Elected officials in Riverside County endorsed a proposal Tuesday to discuss cleaving California in two, but with a catch: No public funds can be spent on the budding secessionist movement.
Staffers for Jeff Stone, the Riverside County supervisor who dreamed up the idea for what he's calling South California, said proponents will turn to private donors _ and possibly sympathetic city councils with cash to spare _ to sponsor work toward the scheme.
"After the meeting, we were flooded with people wanting to volunteer and help," Stone's chief of staff Verne Lauritzen said.
But the lack of financial support from the county is bound to make what was already a longshot proposal even less likely to gain traction.
"It's not clear how this would work out in practice," said University of California, Riverside political science professor Shaun Bowler.
Stone's largely agricultural district of desert plains and boulder-studded hills saw rapid population growth during the last decade's housing boom, and he wants 13 mostly conservative California counties to break away to create a 51st state.
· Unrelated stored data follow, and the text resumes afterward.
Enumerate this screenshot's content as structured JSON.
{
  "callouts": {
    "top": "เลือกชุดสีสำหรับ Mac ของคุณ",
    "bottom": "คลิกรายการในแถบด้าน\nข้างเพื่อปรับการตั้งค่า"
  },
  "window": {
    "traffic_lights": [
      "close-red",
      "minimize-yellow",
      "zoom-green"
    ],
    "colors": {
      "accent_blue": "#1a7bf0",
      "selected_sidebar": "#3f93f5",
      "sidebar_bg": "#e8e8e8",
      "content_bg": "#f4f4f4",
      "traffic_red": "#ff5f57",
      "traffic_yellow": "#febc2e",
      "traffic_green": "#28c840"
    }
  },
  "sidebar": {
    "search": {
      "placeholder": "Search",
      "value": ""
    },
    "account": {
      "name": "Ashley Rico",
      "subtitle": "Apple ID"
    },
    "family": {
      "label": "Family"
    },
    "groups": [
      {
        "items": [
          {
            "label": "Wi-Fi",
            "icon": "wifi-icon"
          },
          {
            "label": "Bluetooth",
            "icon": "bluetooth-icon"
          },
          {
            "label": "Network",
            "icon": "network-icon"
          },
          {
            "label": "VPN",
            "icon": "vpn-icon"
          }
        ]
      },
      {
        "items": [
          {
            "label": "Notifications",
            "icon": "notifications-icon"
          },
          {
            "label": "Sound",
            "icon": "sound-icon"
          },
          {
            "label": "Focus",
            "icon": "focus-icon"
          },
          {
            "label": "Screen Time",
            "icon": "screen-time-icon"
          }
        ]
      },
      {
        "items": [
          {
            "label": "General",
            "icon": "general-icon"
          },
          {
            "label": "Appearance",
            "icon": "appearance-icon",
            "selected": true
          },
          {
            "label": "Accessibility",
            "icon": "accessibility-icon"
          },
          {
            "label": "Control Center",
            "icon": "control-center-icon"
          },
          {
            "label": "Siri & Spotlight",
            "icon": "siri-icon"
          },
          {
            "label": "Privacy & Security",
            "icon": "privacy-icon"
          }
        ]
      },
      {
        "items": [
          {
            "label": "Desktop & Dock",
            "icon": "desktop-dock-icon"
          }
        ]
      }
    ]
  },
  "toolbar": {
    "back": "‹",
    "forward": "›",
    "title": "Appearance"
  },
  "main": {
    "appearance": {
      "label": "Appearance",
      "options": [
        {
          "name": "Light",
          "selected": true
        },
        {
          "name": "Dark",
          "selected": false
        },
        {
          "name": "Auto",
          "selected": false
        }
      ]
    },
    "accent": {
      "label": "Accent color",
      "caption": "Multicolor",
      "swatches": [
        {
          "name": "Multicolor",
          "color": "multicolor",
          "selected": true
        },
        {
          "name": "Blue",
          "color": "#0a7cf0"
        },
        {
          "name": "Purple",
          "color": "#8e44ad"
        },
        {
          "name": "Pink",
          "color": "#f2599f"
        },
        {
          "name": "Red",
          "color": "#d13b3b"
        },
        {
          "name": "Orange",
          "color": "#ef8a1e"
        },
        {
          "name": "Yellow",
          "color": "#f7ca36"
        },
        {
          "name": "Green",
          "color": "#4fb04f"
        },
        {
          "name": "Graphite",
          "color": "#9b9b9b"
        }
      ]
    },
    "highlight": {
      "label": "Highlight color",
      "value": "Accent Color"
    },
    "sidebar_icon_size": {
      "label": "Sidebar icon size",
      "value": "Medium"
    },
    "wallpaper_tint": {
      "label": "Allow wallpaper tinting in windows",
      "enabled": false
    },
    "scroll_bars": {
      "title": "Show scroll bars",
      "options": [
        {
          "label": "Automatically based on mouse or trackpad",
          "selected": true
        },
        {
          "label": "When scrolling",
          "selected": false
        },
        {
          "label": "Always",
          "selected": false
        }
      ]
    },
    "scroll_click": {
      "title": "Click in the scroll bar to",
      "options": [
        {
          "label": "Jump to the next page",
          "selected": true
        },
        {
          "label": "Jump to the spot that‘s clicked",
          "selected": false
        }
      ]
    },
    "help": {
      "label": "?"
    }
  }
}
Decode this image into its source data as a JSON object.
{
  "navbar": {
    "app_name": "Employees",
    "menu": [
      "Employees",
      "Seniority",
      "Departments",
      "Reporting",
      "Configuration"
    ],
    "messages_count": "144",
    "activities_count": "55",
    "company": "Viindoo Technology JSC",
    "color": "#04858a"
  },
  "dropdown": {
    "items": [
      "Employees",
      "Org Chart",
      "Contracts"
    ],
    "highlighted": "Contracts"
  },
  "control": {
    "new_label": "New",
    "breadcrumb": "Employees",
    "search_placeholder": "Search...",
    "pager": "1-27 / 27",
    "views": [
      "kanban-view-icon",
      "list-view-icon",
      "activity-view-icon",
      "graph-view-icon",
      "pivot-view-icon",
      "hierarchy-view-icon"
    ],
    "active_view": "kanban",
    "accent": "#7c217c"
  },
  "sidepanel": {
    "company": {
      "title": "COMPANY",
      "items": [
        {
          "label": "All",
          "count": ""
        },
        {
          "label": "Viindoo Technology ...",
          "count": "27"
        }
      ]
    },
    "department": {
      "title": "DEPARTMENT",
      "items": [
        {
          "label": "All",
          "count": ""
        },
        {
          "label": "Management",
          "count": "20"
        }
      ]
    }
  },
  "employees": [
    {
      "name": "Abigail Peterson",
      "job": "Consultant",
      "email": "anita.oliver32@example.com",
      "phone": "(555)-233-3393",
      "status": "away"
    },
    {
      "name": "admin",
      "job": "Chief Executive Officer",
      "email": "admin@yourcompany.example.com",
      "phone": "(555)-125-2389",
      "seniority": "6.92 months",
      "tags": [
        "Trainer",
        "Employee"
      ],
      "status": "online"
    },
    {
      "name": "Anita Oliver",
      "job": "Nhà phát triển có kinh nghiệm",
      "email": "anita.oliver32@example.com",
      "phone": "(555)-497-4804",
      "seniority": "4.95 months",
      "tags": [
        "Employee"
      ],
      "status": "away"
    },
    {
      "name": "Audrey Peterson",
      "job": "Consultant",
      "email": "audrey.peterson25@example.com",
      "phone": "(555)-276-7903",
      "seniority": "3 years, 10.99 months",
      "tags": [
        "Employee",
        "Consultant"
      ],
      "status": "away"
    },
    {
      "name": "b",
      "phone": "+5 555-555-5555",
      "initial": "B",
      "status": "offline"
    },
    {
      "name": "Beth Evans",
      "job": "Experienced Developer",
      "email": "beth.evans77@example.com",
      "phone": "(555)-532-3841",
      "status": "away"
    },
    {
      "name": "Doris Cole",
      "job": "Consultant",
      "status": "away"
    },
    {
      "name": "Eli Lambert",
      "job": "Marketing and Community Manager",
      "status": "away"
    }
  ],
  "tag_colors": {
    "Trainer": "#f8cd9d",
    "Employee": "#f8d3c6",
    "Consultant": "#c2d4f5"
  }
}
The Republican supervisor's formal motion, which Riverside County's board passed 4-0 with one absence after adding the no-public-funds caveat, calls for officials from the 13 counties to come together and discuss the idea.
Stone has called California too big to govern and chastised state lawmakers in Sacramento for raiding local government coffers to support what he characterized as runaway spending.
"I have come to the conclusion ... that the political priorities of Southern California and Northern California are completely different," Stone wrote in his motion.
Stone's version of South California would encompass coastal Orange and San Diego counties, and more sparsely populated, inland areas such as Fresno, Imperial, Inyo, Kern, Kings, Madera, Mariposa, Mono, Riverside, San Bernardino and Tulare counties. It would have a part-time Legislature and no term limits.
But even if those counties do decide to join under Stone's South California banner, they would face numerous hurdles, such as the U.S. Constitution's requirement that says no new state be formed without the consent of Congress and the state Legislature.
Federal lawmakers would be especially unlikely to sign off on a new state because it would dilute their own power by bringing a fresh pair of South California Senators into the mix, said University of Southern California constitutional law professor David B. Cruz.
"It would be politically quite challenging to get a majority to agree to that increased representation for the residents of a formerly unified California," he said.
Bowler meanwhile, said residents of the new state would likely find themselves worse off because they'd be cut off from tax revenue collected in some densely populated coastal cities, including Los Angeles, where most of California's business occurs.
"If you leave out Los Angeles, it means somebody else is going to have to pay for the water projects, the freeways, the universities," he said. "Somebody has to pay for the infrastructure."
The new Californian state would also depend on a water conveyance system that is fed by reservoirs and melting snowcaps beyond its borders, Bowler noted.
South California students could have to pay out-of-state tuition for UC's most prestigious campuses in Berkeley and Los Angeles. Californians in the remaining counties might want to put toll booths beside their freeways on the new state line so they're not stuck maintaining a road system that South Californians headed to coastal job centers get to use for free.
"The infrastructure is built around the idea that California is one state," he said. "Once you unplug it, you're dealing with cross-border issues."
Lauritzen acknowledged that it would be an uphill battle to actually secede and did not yet know how proponents would get enough state and federal lawmakers to support the plan, how state resources would be divided up or how the new state would balance its books without some of its biggest tax bases.
Those issues would be addressed once counties come together to discuss their interest in forming the separate state, he said.
"Do I have the exact answer about what will happen? No," he said. "I don't think anyone does."